Ethereum Network Not Rolled Back After DAO Hack
The Ethereum (ETH) network was not really rolled back after the DAO hack, explained the project’s co-founder, Vitalik Buterin. Instead, the record was altered in the state of the DAO.
The “Surgical Intervention” Did Not Roll Back General Transactions
Innocent users did not see any of their transactions invalidated and rolled back, explained Buterin. Instead, the intervention was “surgical” and only concerned the state of the DAO coins and tokens.
The DAO hack happened in 2016 and affected the ICO smart contract. Through that faulty contract, the hacker could require the smart contract to give the deposited ETH back multiple times. In that manner, the hacker siphoned away 3.6 million ETH.

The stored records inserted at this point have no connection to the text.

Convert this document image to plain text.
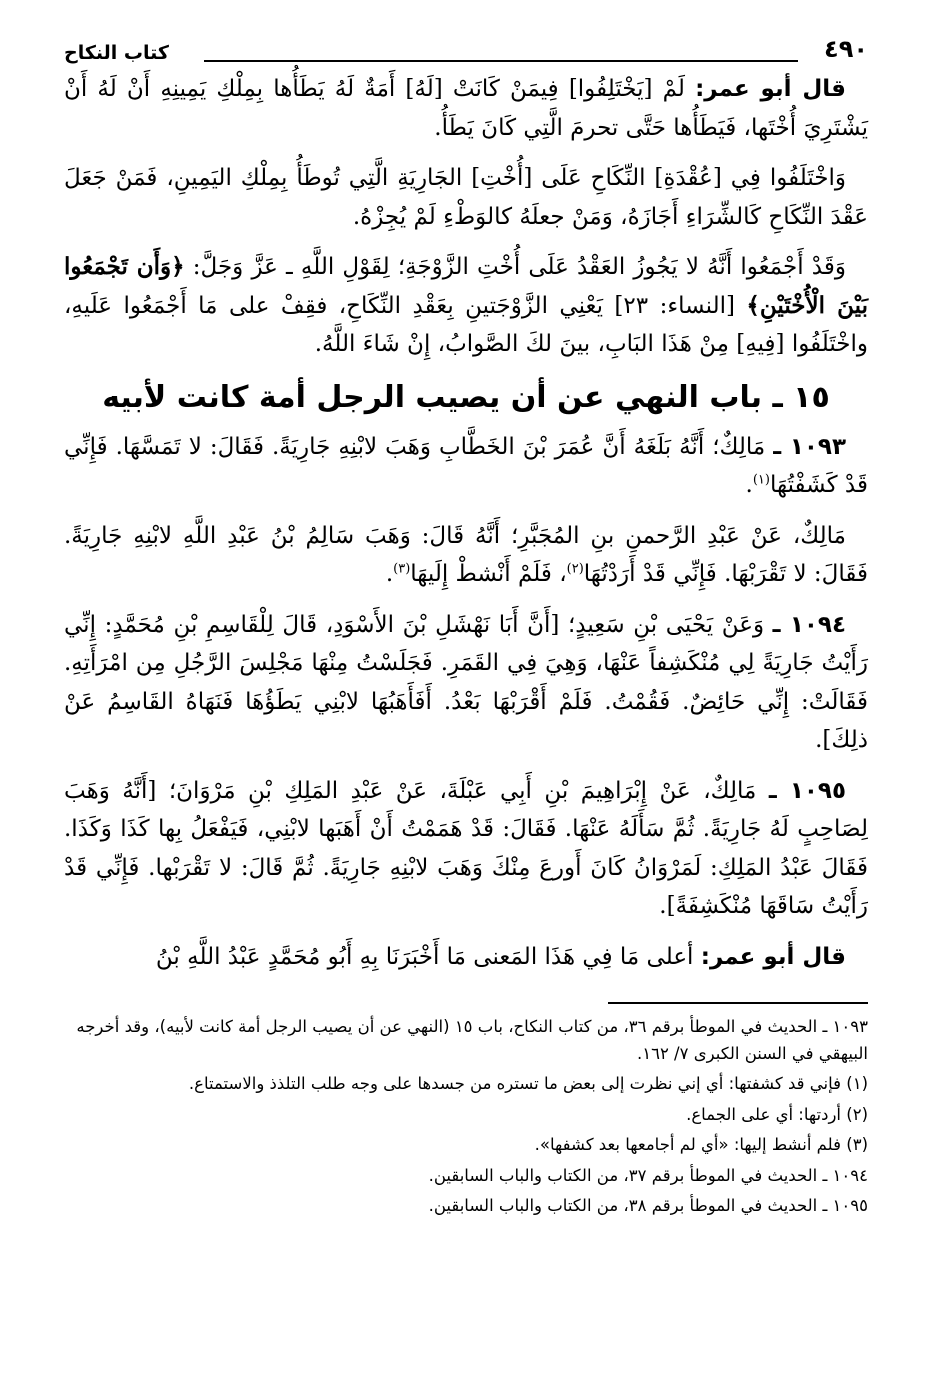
٤٩٠
كتاب النكاح

قال أبو عمر: لَمْ [يَخْتَلِفُوا] فِيمَنْ كَانَتْ [لَهُ] أَمَةٌ لَهُ يَطَأُها بِمِلْكِ يَمِينِهِ أَنْ لَهُ أَنْ يَشْتَرِيَ أُخْتَها، فَيَطَأُها حَتَّى تحرمَ الَّتِي كَانَ يَطَأُ.

وَاخْتَلَفُوا فِي [عُقْدَةِ] النِّكَاحِ عَلَى [أُخْتِ] الجَارِيَةِ الَّتِي تُوطَأُ بِمِلْكِ اليَمِينِ، فَمَنْ جَعَلَ عَقْدَ النِّكَاحِ كَالشِّرَاءِ أَجَازَهُ، وَمَنْ جعلَهُ كالوَطْءِ لَمْ يُجِزْهُ.

وَقَدْ أَجْمَعُوا أَنَّهُ لا يَجُوزُ العَقْدُ عَلَى أُخْتِ الزَّوْجَةِ؛ لِقَوْلِ اللَّهِ ـ عَزَّ وَجَلَّ: ﴿وَأَن تَجْمَعُوا بَيْنَ الْأُخْتَيْنِ﴾ [النساء: ٢٣] يَعْنِي الزَّوْجَتينِ بِعَقْدِ النِّكَاحِ، فقِفْ على مَا أَجْمَعُوا عَلَيهِ، واخْتَلَفُوا [فِيهِ] مِنْ هَذَا البَابِ، بينَ لكَ الصَّوابُ، إِنْ شَاءَ اللَّهُ.

١٥ ـ باب النهي عن أن يصيب الرجل أمة كانت لأبيه

١٠٩٣ ـ مَالِكٌ؛ أَنَّهُ بَلَغَهُ أَنَّ عُمَرَ بْنَ الخَطَّابِ وَهَبَ لابْنِهِ جَارِيَةً. فَقَالَ: لا تَمَسَّهَا. فَإِنِّي قَدْ كَشَفْتُهَا$^{(١)}$.

مَالِكٌ، عَنْ عَبْدِ الرَّحمنِ بنِ المُجَبَّرِ؛ أَنَّهُ قَالَ: وَهَبَ سَالِمُ بْنُ عَبْدِ اللَّهِ لابْنِهِ جَارِيَةً. فَقَالَ: لا تَقْرَبْهَا. فَإِنِّي قَدْ أَرَدْتُهَا$^{(٢)}$، فَلَمْ أَنْشطْ إِلَيهَا$^{(٣)}$.

١٠٩٤ ـ وَعَنْ يَحْيَى بْنِ سَعِيدٍ؛ [أَنَّ أَبَا نَهْشَلِ بْنَ الأَسْوَدِ، قَالَ لِلْقَاسِمِ بْنِ مُحَمَّدٍ: إِنِّي رَأَيْتُ جَارِيَةً لِي مُنْكَشِفاً عَنْهَا، وَهِيَ فِي القَمَرِ. فَجَلَسْتُ مِنْهَا مَجْلِسَ الرَّجُلِ مِن امْرَأَتِهِ. فَقَالَتْ: إِنِّي حَائِضٌ. فَقُمْتُ. فَلَمْ أَقْرَبْهَا بَعْدُ. أَفَأَهَبُهَا لابْنِي يَطَؤُهَا فَنَهَاهُ القَاسِمُ عَنْ ذلِكَ].

١٠٩٥ ـ مَالِكٌ، عَنْ إِبْرَاهِيمَ بْنِ أَبِي عَبْلَةَ، عَنْ عَبْدِ المَلِكِ بْنِ مَرْوَانَ؛ [أَنَّهُ وَهَبَ لِصَاحِبٍ لَهُ جَارِيَةً. ثُمَّ سَأَلَهُ عَنْهَا. فَقَالَ: قَدْ هَمَمْتُ أَنْ أَهَبَها لابْنِي، فَيَفْعَلُ بِها كَذَا وَكَذَا. فَقَالَ عَبْدُ المَلِكِ: لَمَرْوَانُ كَانَ أَورعَ مِنْكَ وَهَبَ لابْنِهِ جَارِيَةً. ثُمَّ قَالَ: لا تَقْرَبْها. فَإِنِّي قَدْ رَأَيْتُ سَاقَهَا مُنْكَشِفَةً].

قال أبو عمر: أعلى مَا فِي هَذَا المَعنى مَا أَخْبَرَنَا بِهِ أَبُو مُحَمَّدٍ عَبْدُ اللَّهِ بْنُ

١٠٩٣ ـ الحديث في الموطأ برقم ٣٦، من كتاب النكاح، باب ١٥ (النهي عن أن يصيب الرجل أمة كانت لأبيه)، وقد أخرجه البيهقي في السنن الكبرى ٧/ ١٦٢.

(١) فإني قد كشفتها: أي إني نظرت إلى بعض ما تستره من جسدها على وجه طلب التلذذ والاستمتاع.

(٢) أردتها: أي على الجماع.

(٣) فلم أنشط إليها: «أي لم أجامعها بعد كشفها».

١٠٩٤ ـ الحديث في الموطأ برقم ٣٧، من الكتاب والباب السابقين.

١٠٩٥ ـ الحديث في الموطأ برقم ٣٨، من الكتاب والباب السابقين.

The Ethereum network was then altered to negate the results of the hack. This led to the forking of Ethereum Classic (ETC), where the coins stolen technically still belong to the hacker.

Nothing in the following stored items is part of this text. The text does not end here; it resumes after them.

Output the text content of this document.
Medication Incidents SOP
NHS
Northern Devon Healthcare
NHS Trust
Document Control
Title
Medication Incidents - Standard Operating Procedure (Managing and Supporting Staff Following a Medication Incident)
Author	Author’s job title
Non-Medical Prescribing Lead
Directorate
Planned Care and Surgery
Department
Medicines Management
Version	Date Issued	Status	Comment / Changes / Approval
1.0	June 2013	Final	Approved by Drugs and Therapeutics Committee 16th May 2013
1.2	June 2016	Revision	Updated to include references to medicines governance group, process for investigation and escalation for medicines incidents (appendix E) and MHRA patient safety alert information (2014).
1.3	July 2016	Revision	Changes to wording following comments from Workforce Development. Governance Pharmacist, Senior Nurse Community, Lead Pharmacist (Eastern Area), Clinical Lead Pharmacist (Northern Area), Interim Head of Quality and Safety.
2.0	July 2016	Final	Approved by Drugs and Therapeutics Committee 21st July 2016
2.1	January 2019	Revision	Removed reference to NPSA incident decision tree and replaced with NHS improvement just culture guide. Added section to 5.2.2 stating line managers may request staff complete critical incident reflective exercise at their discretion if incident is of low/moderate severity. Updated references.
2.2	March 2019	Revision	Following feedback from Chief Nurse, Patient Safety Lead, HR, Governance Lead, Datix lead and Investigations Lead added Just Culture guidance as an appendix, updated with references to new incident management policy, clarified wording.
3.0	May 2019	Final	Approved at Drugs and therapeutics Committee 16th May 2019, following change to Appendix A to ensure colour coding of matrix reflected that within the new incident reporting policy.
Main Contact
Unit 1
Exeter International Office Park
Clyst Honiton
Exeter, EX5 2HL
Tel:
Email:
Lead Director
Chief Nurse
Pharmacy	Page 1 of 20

The DAO example has been talked about for years and is one of the credibility fault lines of Ethereum. The new explanation about the nature of the fix created further criticism, in which some comments saw a rollback as the fairer solution.

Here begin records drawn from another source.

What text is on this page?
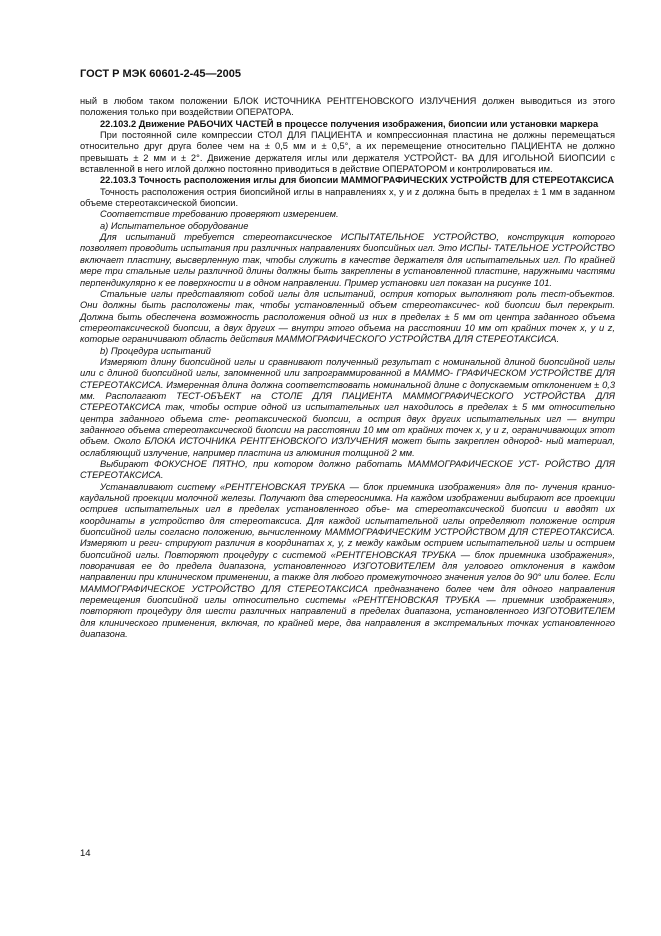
ГОСТ Р МЭК 60601-2-45—2005

ный в любом таком положении БЛОК ИСТОЧНИКА РЕНТГЕНОВСКОГО ИЗЛУЧЕНИЯ должен выводиться из этого положения только при воздействии ОПЕРАТОРА.

22.103.2 Движение РАБОЧИХ ЧАСТЕЙ в процессе получения изображения, биопсии или установки маркера

При постоянной силе компрессии СТОЛ ДЛЯ ПАЦИЕНТА и компрессионная пластина не должны перемещаться относительно друг друга более чем на ± 0,5 мм и ± 0,5°, а их перемещение относительно ПАЦИЕНТА не должно превышать ± 2 мм и ± 2°. Движение держателя иглы или держателя УСТРОЙСТ- ВА ДЛЯ ИГОЛЬНОЙ БИОПСИИ с вставленной в него иглой должно постоянно приводиться в действие ОПЕРАТОРОМ и контролироваться им.

22.103.3 Точность расположения иглы для биопсии МАММОГРАФИЧЕСКИХ УСТРОЙСТВ ДЛЯ СТЕРЕОТАКСИСА

Точность расположения острия биопсийной иглы в направлениях x, y и z должна быть в пределах ± 1 мм в заданном объеме стереотаксической биопсии.

Соответствие требованию проверяют измерением.

а) Испытательное оборудование

Для испытаний требуется стереотаксическое ИСПЫТАТЕЛЬНОЕ УСТРОЙСТВО, конструкция которого позволяет проводить испытания при различных направлениях биопсийных игл. Это ИСПЫ- ТАТЕЛЬНОЕ УСТРОЙСТВО включает пластину, высверленную так, чтобы служить в качестве держателя для испытательных игл. По крайней мере три стальные иглы различной длины должны быть закреплены в установленной пластине, наружными частями перпендикулярно к ее поверхности и в одном направлении. Пример установки игл показан на рисунке 101.

Стальные иглы представляют собой иглы для испытаний, острия которых выполняют роль тест-объектов. Они должны быть расположены так, чтобы установленный объем стереотаксичес- кой биопсии был перекрыт. Должна быть обеспечена возможность расположения одной из них в пределах ± 5 мм от центра заданного объема стереотаксической биопсии, а двух других — внутри этого объема на расстоянии 10 мм от крайних точек x, y и z, которые ограничивают область действия МАММОГРАФИЧЕСКОГО УСТРОЙСТВА ДЛЯ СТЕРЕОТАКСИСА.

b) Процедура испытаний

Измеряют длину биопсийной иглы и сравнивают полученный результат с номинальной длиной биопсийной иглы или с длиной биопсийной иглы, запомненной или запрограммированной в МАММО- ГРАФИЧЕСКОМ УСТРОЙСТВЕ ДЛЯ СТЕРЕОТАКСИСА. Измеренная длина должна соответствовать номинальной длине с допускаемым отклонением ± 0,3 мм. Располагают ТЕСТ-ОБЪЕКТ на СТОЛЕ ДЛЯ ПАЦИЕНТА МАММОГРАФИЧЕСКОГО УСТРОЙСТВА ДЛЯ СТЕРЕОТАКСИСА так, чтобы острие одной из испытательных игл находилось в пределах ± 5 мм относительно центра заданного объема сте- реотаксической биопсии, а острия двух других испытательных игл — внутри заданного объема стереотаксической биопсии на расстоянии 10 мм от крайних точек x, y и z, ограничивающих этот объем. Около БЛОКА ИСТОЧНИКА РЕНТГЕНОВСКОГО ИЗЛУЧЕНИЯ может быть закреплен однород- ный материал, ослабляющий излучение, например пластина из алюминия толщиной 2 мм.

Выбирают ФОКУСНОЕ ПЯТНО, при котором должно работать МАММОГРАФИЧЕСКОЕ УСТ- РОЙСТВО ДЛЯ СТЕРЕОТАКСИСА.

Устанавливают систему «РЕНТГЕНОВСКАЯ ТРУБКА — блок приемника изображения» для по- лучения кранио-каудальной проекции молочной железы. Получают два стереоснимка. На каждом изображении выбирают все проекции остриев испытательных игл в пределах установленного объе- ма стереотаксической биопсии и вводят их координаты в устройство для стереотаксиса. Для каждой испытательной иглы определяют положение острия биопсийной иглы согласно положению, вычисленному МАММОГРАФИЧЕСКИМ УСТРОЙСТВОМ ДЛЯ СТЕРЕОТАКСИСА. Измеряют и реги- стрируют различия в координатах x, y, z между каждым острием испытательной иглы и острием биопсийной иглы. Повторяют процедуру с системой «РЕНТГЕНОВСКАЯ ТРУБКА — блок приемника изображения», поворачивая ее до предела диапазона, установленного ИЗГОТОВИТЕЛЕМ для углового отклонения в каждом направлении при клиническом применении, а также для любого промежуточного значения углов до 90° или более. Если МАММОГРАФИЧЕСКОЕ УСТРОЙСТВО ДЛЯ СТЕРЕОТАКСИСА предназначено более чем для одного направления перемещения биопсийной иглы относительно системы «РЕНТГЕНОВСКАЯ ТРУБКА — приемник изображения», повторяют процедуру для шести различных направлений в пределах диапазона, установленного ИЗГОТОВИТЕЛЕМ для клинического применения, включая, по крайней мере, два направления в экстремальных точках установленного диапазона.

14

Immutability Matters May Affect Other Smart Contracts
In the case of Maker DAO, a recent exploit was discovered that could have allowed a hacker to steal the collateral. The exploit was fixed, but there are many other smart contracts in operation now. Most organizations try to audit and error-proof the contract, but there is still the possibility of losses.
Buterin also asked the crypto community for feedback on potential future interventions, and the response was that there should be no more bailouts.
In the interim, Ethereum-based projects have encountered multiple smart contract flaws. Perhaps the most dramatic one was the Polkadot ICO, which saw its funds frozen on the Parity multi-sig wallet. The contract was “suicided” by an amateur sending out commands and freezing hundreds of thousands of ETH. Other exploits affected Bancor with unauthorized withdrawals.
Some startups can manage their own tokens and actually roll back the exploit. Others freeze and re-issue tokens. While the Ethereum community will not approve of centralized control, it is up to separate projects to repair the damage. Some choose to control their tokens with a form of centralized issuance and freezing.